As the courts have repeatedly held, states are accorded great deference in establishing
standards for licensing professionals within their borders. See Schware v. Bd. of Bar
Exam’rs, 353 U.S. 232, 239 (1957); Schumacher, 965 F.2d at 1269. Because the rule in
question does not infringe on a fundamental right, it need only have a rational basis,
which we agree that it does.
Finally, Appellant contests the District Court’s dismissal of his first amended
complaint with prejudice, arguing that the dismissal would bar him from raising the same
claims in state court under the principles of res judicata. We have held that a dismissal of
an action for lack of subject matter jurisdiction is not a decision on the merits; therefore
such a dismissal should be without prejudice. See In re Orthopedic “Bone Screw” Prods.

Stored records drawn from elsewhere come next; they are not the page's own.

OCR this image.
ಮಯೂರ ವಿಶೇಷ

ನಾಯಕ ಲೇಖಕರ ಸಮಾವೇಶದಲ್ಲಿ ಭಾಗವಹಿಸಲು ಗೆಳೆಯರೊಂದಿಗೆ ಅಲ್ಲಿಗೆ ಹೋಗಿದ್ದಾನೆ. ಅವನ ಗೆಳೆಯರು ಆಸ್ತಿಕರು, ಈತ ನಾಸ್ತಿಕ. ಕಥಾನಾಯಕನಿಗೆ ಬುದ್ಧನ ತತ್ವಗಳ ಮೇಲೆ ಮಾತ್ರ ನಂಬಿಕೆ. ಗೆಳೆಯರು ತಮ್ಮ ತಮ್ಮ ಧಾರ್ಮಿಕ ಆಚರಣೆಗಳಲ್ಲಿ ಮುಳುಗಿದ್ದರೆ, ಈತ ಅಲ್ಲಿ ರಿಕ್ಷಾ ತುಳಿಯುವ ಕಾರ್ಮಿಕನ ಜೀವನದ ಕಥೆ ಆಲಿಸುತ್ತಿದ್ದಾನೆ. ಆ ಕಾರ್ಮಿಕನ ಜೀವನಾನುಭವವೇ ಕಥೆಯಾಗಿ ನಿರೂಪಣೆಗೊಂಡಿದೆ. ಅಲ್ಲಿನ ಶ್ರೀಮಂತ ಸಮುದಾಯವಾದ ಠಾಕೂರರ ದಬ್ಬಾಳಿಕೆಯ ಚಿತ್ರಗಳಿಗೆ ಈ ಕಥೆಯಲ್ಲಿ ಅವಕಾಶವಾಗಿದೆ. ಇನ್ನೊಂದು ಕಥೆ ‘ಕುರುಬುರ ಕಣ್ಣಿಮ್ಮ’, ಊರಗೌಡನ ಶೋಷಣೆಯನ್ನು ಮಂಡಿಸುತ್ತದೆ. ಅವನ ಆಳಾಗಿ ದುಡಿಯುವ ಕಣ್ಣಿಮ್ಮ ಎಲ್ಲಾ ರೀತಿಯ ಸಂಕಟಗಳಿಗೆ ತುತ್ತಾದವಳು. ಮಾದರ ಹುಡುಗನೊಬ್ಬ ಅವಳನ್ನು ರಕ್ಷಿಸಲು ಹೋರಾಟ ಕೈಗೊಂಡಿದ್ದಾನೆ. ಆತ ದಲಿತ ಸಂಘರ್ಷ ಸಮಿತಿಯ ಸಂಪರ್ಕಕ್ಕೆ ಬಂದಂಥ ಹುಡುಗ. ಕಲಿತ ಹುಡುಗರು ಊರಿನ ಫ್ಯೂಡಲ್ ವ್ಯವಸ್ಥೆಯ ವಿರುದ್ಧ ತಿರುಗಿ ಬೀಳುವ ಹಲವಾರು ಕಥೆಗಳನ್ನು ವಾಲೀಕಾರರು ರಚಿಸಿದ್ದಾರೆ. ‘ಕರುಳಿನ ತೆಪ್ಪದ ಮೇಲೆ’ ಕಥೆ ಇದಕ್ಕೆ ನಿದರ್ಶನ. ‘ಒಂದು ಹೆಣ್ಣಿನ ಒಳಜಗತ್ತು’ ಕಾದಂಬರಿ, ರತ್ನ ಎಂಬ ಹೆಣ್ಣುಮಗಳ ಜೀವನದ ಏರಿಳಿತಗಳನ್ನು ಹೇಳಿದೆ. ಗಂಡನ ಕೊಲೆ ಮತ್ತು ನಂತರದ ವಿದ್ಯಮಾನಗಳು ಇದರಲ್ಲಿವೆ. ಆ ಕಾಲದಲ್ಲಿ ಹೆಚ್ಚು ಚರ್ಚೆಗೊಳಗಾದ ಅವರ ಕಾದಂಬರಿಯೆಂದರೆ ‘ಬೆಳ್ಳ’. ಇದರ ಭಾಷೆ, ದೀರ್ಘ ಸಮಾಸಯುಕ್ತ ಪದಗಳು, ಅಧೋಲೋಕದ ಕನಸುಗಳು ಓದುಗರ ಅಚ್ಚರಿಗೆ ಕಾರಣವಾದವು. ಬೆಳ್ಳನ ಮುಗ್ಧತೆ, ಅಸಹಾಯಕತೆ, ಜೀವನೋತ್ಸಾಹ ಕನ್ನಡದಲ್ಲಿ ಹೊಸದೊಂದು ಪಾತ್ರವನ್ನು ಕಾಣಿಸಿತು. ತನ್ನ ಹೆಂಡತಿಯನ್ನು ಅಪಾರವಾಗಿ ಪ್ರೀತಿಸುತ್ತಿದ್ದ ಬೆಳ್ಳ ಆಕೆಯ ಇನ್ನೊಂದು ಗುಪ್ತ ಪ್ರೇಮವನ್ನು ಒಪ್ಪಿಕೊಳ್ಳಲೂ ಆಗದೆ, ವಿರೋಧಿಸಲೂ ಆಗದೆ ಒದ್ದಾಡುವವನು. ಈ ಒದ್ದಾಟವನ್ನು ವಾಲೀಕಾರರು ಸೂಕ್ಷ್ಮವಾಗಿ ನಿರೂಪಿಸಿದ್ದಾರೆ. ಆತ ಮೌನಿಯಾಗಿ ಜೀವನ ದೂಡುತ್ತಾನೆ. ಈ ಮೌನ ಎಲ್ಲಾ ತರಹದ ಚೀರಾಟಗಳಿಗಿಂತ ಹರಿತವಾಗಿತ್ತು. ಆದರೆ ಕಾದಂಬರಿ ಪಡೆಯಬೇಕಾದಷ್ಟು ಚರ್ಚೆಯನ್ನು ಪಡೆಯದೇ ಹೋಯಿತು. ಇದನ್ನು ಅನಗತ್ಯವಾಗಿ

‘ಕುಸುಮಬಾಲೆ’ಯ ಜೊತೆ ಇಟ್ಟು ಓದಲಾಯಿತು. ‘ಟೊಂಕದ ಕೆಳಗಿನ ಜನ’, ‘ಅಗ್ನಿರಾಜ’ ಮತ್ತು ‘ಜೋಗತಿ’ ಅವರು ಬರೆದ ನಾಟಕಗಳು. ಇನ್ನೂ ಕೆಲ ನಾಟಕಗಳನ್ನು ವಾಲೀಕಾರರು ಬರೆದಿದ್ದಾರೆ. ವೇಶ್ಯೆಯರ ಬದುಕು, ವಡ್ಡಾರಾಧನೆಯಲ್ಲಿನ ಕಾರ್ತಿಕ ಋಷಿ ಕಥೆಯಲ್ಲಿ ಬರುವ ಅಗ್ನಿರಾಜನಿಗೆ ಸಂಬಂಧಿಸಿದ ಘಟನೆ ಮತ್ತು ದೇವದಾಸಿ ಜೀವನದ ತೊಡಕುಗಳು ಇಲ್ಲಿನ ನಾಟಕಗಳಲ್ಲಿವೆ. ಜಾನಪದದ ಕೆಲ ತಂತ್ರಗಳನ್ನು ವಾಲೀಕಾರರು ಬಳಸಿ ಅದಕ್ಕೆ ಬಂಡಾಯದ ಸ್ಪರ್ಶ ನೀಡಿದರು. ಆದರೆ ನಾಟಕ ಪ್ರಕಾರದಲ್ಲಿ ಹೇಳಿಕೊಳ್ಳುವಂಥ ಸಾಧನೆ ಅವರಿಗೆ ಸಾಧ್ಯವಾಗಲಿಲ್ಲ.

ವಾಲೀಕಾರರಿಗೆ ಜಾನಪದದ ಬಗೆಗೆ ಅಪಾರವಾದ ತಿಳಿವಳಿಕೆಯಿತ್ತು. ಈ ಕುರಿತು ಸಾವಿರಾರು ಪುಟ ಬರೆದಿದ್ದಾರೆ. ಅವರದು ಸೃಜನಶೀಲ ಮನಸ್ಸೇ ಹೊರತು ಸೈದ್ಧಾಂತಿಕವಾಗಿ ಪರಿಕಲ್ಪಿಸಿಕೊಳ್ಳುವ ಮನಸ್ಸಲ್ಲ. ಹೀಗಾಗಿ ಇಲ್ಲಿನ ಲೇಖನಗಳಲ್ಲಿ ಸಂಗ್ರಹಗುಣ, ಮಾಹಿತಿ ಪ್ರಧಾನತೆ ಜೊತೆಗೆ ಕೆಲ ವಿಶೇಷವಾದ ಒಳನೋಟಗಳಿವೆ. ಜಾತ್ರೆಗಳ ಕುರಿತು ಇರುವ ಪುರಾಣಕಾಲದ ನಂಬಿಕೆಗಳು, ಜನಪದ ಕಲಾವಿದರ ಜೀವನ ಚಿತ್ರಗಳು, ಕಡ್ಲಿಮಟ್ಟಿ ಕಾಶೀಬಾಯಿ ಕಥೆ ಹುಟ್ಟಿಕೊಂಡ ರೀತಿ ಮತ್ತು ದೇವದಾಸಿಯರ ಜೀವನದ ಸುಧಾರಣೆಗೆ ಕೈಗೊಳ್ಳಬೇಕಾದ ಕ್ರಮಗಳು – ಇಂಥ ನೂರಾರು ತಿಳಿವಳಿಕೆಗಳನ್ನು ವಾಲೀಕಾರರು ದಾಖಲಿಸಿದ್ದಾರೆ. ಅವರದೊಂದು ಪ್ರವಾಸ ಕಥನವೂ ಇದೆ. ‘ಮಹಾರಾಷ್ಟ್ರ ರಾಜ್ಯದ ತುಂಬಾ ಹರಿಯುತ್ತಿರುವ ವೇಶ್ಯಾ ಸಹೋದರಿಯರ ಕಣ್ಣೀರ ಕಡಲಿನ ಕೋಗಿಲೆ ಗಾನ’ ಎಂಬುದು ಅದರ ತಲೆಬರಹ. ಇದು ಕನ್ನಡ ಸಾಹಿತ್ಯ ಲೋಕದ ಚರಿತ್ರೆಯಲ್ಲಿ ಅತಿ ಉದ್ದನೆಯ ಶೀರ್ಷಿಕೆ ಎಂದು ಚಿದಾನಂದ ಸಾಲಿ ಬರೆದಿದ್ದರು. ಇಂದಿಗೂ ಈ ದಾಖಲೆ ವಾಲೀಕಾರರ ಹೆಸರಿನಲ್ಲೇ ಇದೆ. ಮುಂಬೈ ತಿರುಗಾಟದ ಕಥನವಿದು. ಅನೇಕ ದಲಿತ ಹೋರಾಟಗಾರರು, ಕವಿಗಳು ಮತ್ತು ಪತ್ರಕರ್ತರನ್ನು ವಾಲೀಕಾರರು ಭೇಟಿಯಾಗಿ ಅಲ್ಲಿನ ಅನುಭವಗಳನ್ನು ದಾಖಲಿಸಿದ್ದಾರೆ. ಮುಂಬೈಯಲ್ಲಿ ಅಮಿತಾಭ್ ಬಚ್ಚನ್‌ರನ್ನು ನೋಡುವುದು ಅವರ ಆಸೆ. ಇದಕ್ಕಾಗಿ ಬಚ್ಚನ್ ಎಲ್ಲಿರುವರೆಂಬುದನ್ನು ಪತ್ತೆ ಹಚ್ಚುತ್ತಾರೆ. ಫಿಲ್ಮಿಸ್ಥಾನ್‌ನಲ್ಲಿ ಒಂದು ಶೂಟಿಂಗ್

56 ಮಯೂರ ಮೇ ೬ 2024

Liab. Litig., 132 F.3d 152, 155 (3d Cir. 1997) (citing Winslow v. Walters, 815 F.2d 1114,
1116 (7th Cir.1987) (holding that “a ruling granting a motion to dismiss for lack of
subject matter jurisdiction is not on the merits; its res judicata effect is limited to the
question of jurisdiction.”); Verret v. Elliot Equip. Corp., 734 F.2d 235, 238 (5th Cir.1984)
(“it would be inappropriate to enter any judgment on the merits when the dismissal is
based on lack of subject matter jurisdiction”)). To prevent the application of res judicata
7
in a state court action to the dismissal of the claims presented in the first amended
complaint, we will remand to the District Court to amend its order so as to dismiss the
first amended complaint without prejudice.
Accordingly, we will affirm the judgment of the District Court to the extent it
dismissed the first amended complaint for lack of subject matter jurisdiction and denied
Appellant leave to amend the first amended complaint. We will vacate the judgment to
the extent that it dismisses the first amended complaint with prejudice and remand for
further proceedings consistent with this opinion.